Invision Studios (Pvt) Ltd
- Company type: Private
- Industry: Motion picture
- Founded: August 2013
- Founder: Charles Mugaviri, Jr. Blessing Chinanga Denise Edwards
- Headquarters: Harare, Zimbabwe
- Key people: Charles Mugaviri, Jr. Blessing Chinanga Denise Edwards Shaun Mundawarara
- Website: www.invisionworld.com

= Invision Studios =

Film production company

Invision Studios is a film production company based in Harare, Zimbabwe. The company was founded by filmmakers Charles Mugaviri Jr., Blessing Chinanga and Denise Edwards in May 2013.

== History ==
In January 2014, Edwards, Chinanga and Mugaviri created a platform called “In Short” where they invited amateur and aspiring filmmakers and screenwriters to send in their scripts, and direct their first short films with directing and producing assistance from the Invision founders. Invision Studios would produce 4-6 short films a month and would screen them at Book Cafe on the last Wednesday of every month. The Studio initiated to help launch people's film careers by aiding them with a crew, equipment and post-production guidance for free.

Invision Studios got assistance from the European Union and Pamberi Trust to cover production costs. The partnerships with the two entities helped the filmmakers’ group to travel to Chinhoyi, Masvingo, Gweru and Bulawayo producing short films they would have collaborated on with new filmmakers. In total, they produced over 38 short films in the 8 months In Short was running.

== Productions ==
Invision Studios has produced several TV show productions that have been distributed and broadcast on M-Net's Zambezi Magic and ZBC (Zimbabwe Broadcasting Corporation).

=== Far From Yesterday (2015) ===

In February 2015, Edwards, Chinanga and Mugaviri started developing a story for a screenplay titled Far From Yesterday. The screenplay, originally written and conceptualized by Denise Edwards in 2013, got into production half a month later. The film, which was produced over 3 months, starred Jonathan Denga, John Cole, Denise Edwards, Gani Phiri, Stacy Danana and Hannah Madzikanda. Ammara Brown was cast to feature in the film as well, making it her debut role in the film industry.
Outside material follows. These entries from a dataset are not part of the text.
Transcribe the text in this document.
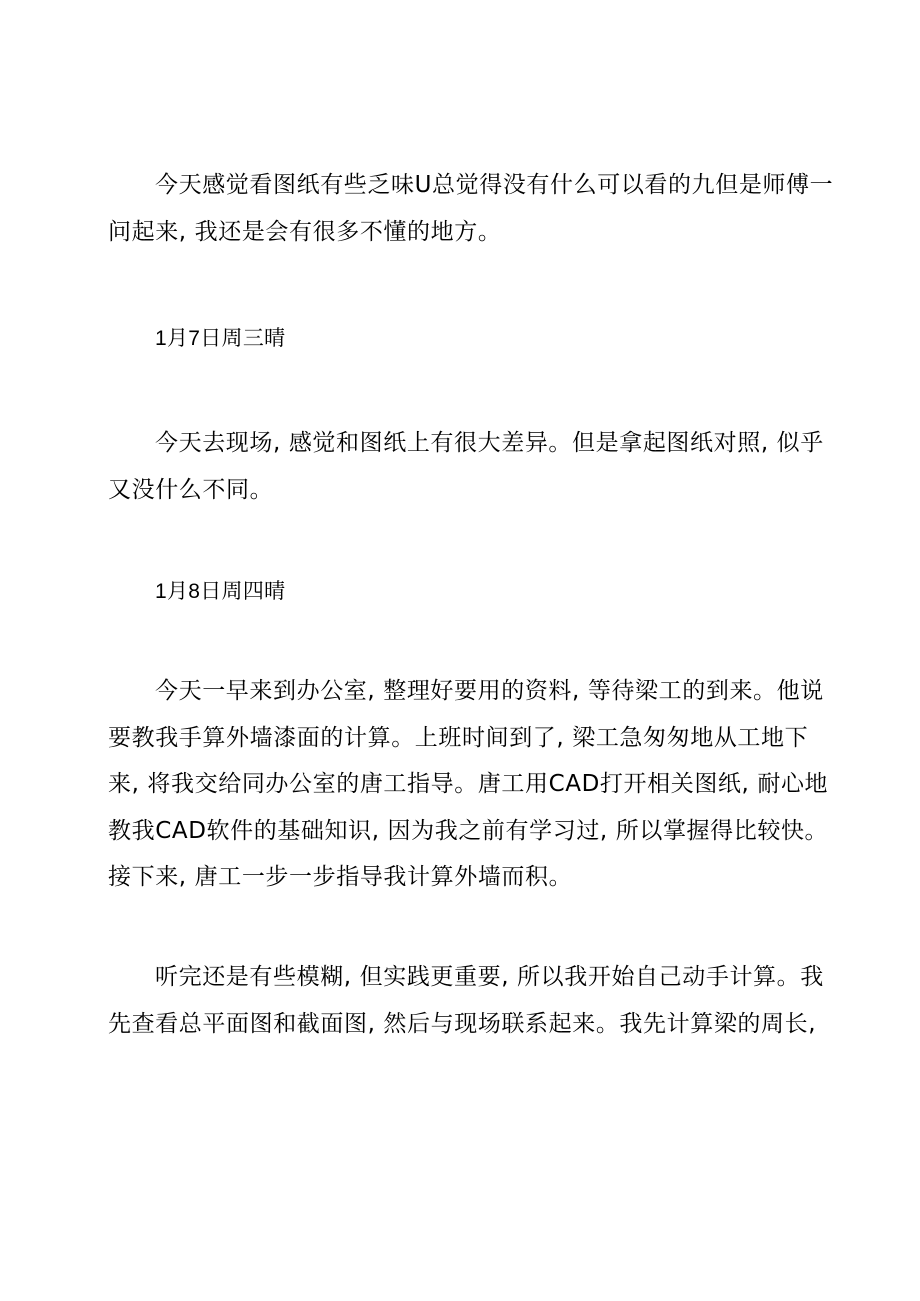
今天感觉看图纸有些乏味U总觉得没有什么可以看的九但是师傅一
问起来, 我还是会有很多不懂的地方。

1月7日周三晴

今天去现场, 感觉和图纸上有很大差异。但是拿起图纸对照, 似乎
又没什么不同。

1月8日周四晴

今天一早来到办公室, 整理好要用的资料, 等待梁工的到来。他说
要教我手算外墙漆面的计算。上班时间到了, 梁工急匆匆地从工地下
来, 将我交给同办公室的唐工指导。唐工用CAD打开相关图纸, 耐心地
教我CAD软件的基础知识, 因为我之前有学习过, 所以掌握得比较快。
接下来, 唐工一步一步指导我计算外墙而积。

听完还是有些模糊, 但实践更重要, 所以我开始自己动手计算。我
先查看总平面图和截面图, 然后与现场联系起来。我先计算梁的周长,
Far From Yesterday earned Hannah Madzikanda her first award for Actress of the Year at the Zimbabwe International Women's Awards at the age of seven. It made her the youngest award-winning child actress in Zimbabwe, beating several acclaimed Zimbabwean actresses to land the award. The feature film is airing on M-Net's Mzansi Wethu channel.

=== Wine & Dine with Tumi (2015) ===
In July 2015 Blessing, Charles and Denise began developing their first TV show concept. A cook show and artist-interview idea where at play, and what resulted was Wine & Dine with Tumi. The show was hosted by Tumi Moleko and featured high-profile Zimbabwean personalities who would cook a meal with the host and share some wine whilst conversing. At the time the production was wrapped, Multi-Choice had just launched its new channel, Zambezi Magic, dedicated to the Southern African region and bought the broadcasting license for Wine & Dine with Tumi, making it one of the first of two TV shows from Zimbabwe on the new channel, the other being Tonight with Zororo.

=== Wedding Diaries (2016) ===
In February 2016 Invision Studios began production for a TV show titled Wedding Diaries. The concept was developed by Denise Edwards and the show was produced by Blessing Chinanga. The show themes around married couples and how they organized their weddings. The show features wedding planner Kevin Zhou and Evan Mawarire giving marriage counselling advice. The TV show was licensed by Multi-Choice to air on its Zambezi Magic channel.

=== Captain Mfombi (2019 - Present) ===

Captain Mfombi is Zimbabwe’s first superhero web series which is a creation of Charles Mugaviri Jr, Shaun Mundawarara, Denise Edwards and Blessing Chinanga which stars beat boxer cum rapper Pro Beatz, a Mufakose native. The series was launched late January 2021 on YouTube via the Pano TV channel bringing a local flair to the superhero scene.